Clojure interface to Lucene

Primary LanguageClojureEclipse Public License 1.0EPL-1.0

Clucy

Build Status

Clucy is a Clojure interface to Lucene.

Installation

To install Clucy, add the following dependency to your project.clj file:

[clucy "0.4.0"]

Usage

To use Clucy, first require it:

(ns example
  (:require [clucy.core :as clucy]))

Then create an index. You can use (memory-index), which stores the search index in RAM, or (disk-index "/path/to/a-folder"), which stores the index in a folder on disk.

(def index (clucy/memory-index))

Next, add Clojure maps to the index:

(clucy/add index
   {:name "Bob", :job "Builder"}
   {:name "Donald", :job "Computer Scientist"})
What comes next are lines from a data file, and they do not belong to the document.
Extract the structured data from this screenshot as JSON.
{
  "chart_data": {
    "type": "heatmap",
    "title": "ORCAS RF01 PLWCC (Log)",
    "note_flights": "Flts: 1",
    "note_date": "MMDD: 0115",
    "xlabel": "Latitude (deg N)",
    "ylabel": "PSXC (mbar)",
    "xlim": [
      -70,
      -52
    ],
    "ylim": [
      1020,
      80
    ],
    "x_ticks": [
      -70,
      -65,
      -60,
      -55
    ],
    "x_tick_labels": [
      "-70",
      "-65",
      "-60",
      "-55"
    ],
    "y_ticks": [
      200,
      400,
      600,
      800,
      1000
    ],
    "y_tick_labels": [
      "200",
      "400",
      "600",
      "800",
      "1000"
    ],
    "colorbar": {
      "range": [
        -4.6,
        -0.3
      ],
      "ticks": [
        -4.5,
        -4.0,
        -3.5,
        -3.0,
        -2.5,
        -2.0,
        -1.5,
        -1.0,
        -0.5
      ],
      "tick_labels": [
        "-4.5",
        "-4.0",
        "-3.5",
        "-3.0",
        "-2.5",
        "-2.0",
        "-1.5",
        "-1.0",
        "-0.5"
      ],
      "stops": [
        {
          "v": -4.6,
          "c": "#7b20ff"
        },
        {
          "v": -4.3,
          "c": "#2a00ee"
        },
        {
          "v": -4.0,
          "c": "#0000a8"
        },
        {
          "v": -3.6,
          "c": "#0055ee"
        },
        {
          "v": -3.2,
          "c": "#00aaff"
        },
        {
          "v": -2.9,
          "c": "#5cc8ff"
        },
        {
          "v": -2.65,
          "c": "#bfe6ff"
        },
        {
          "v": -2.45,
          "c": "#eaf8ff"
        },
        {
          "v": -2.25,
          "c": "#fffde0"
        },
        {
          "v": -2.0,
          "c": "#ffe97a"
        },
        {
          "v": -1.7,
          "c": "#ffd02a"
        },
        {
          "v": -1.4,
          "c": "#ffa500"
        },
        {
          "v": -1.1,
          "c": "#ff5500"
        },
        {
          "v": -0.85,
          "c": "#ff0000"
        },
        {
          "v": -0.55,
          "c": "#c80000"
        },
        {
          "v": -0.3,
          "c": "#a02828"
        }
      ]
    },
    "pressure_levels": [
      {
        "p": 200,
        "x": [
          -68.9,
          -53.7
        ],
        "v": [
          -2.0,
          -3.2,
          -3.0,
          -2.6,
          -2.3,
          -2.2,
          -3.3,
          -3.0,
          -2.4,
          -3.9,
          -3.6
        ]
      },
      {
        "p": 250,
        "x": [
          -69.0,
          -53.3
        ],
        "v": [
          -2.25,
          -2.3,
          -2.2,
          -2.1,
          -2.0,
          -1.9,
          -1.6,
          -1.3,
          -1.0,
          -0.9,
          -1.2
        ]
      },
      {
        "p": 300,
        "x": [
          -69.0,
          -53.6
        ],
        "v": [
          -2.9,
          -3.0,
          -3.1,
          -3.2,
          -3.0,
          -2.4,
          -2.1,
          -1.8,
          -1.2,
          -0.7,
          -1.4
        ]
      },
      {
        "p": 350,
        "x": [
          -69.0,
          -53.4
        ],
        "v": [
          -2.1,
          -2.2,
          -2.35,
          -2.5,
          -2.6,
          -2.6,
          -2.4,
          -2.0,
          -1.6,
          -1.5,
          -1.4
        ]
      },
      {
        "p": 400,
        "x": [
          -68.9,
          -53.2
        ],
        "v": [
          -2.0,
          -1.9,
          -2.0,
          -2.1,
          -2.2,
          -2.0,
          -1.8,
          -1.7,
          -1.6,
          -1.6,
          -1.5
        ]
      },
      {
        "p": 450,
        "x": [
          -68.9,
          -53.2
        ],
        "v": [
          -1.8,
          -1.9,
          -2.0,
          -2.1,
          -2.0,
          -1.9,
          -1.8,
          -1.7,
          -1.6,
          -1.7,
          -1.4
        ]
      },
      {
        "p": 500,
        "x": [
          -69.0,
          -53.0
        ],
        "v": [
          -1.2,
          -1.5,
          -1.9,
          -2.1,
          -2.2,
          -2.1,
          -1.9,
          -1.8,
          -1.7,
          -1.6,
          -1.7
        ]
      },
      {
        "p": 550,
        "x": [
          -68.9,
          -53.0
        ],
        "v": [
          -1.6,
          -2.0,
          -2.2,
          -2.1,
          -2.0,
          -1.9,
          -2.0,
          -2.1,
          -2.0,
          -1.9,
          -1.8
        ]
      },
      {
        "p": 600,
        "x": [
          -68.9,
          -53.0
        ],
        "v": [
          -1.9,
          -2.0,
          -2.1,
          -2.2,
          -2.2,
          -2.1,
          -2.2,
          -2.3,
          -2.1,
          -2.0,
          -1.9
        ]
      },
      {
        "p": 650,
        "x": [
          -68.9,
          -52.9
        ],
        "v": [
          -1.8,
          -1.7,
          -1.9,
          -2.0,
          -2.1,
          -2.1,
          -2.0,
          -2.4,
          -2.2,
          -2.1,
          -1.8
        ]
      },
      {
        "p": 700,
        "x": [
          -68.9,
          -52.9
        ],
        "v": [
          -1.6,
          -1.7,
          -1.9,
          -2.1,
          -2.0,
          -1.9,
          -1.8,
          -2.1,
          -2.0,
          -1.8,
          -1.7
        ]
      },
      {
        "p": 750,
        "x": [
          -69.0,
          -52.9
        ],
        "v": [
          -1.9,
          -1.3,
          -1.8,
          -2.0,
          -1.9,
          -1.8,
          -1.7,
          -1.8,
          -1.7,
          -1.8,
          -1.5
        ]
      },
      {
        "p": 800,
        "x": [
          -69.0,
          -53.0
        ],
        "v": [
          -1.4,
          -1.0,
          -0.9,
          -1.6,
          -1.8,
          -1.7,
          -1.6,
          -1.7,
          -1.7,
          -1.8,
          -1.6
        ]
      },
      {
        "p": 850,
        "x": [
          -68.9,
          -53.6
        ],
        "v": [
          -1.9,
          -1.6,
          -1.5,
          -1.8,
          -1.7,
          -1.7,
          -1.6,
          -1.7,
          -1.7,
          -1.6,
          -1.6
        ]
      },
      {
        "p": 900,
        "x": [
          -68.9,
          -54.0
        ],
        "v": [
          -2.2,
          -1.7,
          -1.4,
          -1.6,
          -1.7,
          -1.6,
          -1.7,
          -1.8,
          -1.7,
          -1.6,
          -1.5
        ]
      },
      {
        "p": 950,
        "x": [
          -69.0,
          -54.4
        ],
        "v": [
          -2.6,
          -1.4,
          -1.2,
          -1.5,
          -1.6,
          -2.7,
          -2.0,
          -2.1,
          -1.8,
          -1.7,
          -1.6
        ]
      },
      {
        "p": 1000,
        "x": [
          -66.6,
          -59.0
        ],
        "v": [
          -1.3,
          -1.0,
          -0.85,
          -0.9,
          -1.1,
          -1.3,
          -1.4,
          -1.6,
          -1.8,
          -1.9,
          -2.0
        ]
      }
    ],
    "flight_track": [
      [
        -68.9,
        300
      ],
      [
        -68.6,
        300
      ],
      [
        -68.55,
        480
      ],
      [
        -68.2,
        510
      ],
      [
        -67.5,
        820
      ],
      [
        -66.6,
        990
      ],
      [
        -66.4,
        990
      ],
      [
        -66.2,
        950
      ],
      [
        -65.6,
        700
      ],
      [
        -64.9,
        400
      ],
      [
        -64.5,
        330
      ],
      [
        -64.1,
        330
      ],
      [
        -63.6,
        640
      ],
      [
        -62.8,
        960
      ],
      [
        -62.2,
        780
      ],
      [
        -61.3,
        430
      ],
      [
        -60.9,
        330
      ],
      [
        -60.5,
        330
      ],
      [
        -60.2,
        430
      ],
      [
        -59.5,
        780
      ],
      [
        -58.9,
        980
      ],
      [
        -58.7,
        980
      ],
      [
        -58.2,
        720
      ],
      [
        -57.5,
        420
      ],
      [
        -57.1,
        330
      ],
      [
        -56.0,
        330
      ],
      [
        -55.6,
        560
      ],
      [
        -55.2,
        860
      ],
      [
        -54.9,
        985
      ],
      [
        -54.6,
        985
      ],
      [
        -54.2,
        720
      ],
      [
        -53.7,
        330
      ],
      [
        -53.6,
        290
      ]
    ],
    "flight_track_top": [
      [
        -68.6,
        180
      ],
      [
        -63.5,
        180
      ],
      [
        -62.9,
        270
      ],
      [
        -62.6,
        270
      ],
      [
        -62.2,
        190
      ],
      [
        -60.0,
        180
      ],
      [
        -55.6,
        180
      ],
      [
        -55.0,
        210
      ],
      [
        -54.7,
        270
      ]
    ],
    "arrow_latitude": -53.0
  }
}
You can remove maps just as easily:

(clucy/delete index
   {:name "Bob", :job "Builder"})

Once maps have been added, the index can be searched:

user=> (clucy/search index "bob" 10)
({:name "Bob", :job "Builder"})

user=> (clucy/search index "scientist" 10)
({:name "Donald", :job "Computer Scientist"})

You can search and remove all in one step. To remove all of the scientists...

(clucy/search-and-delete index "job:scientist")

Storing Fields

By default all fields in a map are stored and indexed. If you would like more fine-grained control over which fields are stored and index, add this to the meta-data for your map.

(with-meta {:name "Stever", :job "Writer", :phone "555-212-0202"}
  {:phone {:stored false}})

When the map above is saved to the index, the phone field will be available for searching but will not be part of map in the search results. This example is pretty contrived, this makes more sense when you are indexing something large (like the full text of a long article) and you don't want to pay the price of storing the entire text in the index.

Default Search Field

A field called "_content" that contains all of the map's values is stored in the index for each map (excluding fields with {:stored false} in the map's metadata). This provides a default field to run all searches against. Anytime you call the search function without providing a default search field "_content" is used.

This behavior can be disabled by binding content to false, you must then specify the default search field with every search invocation.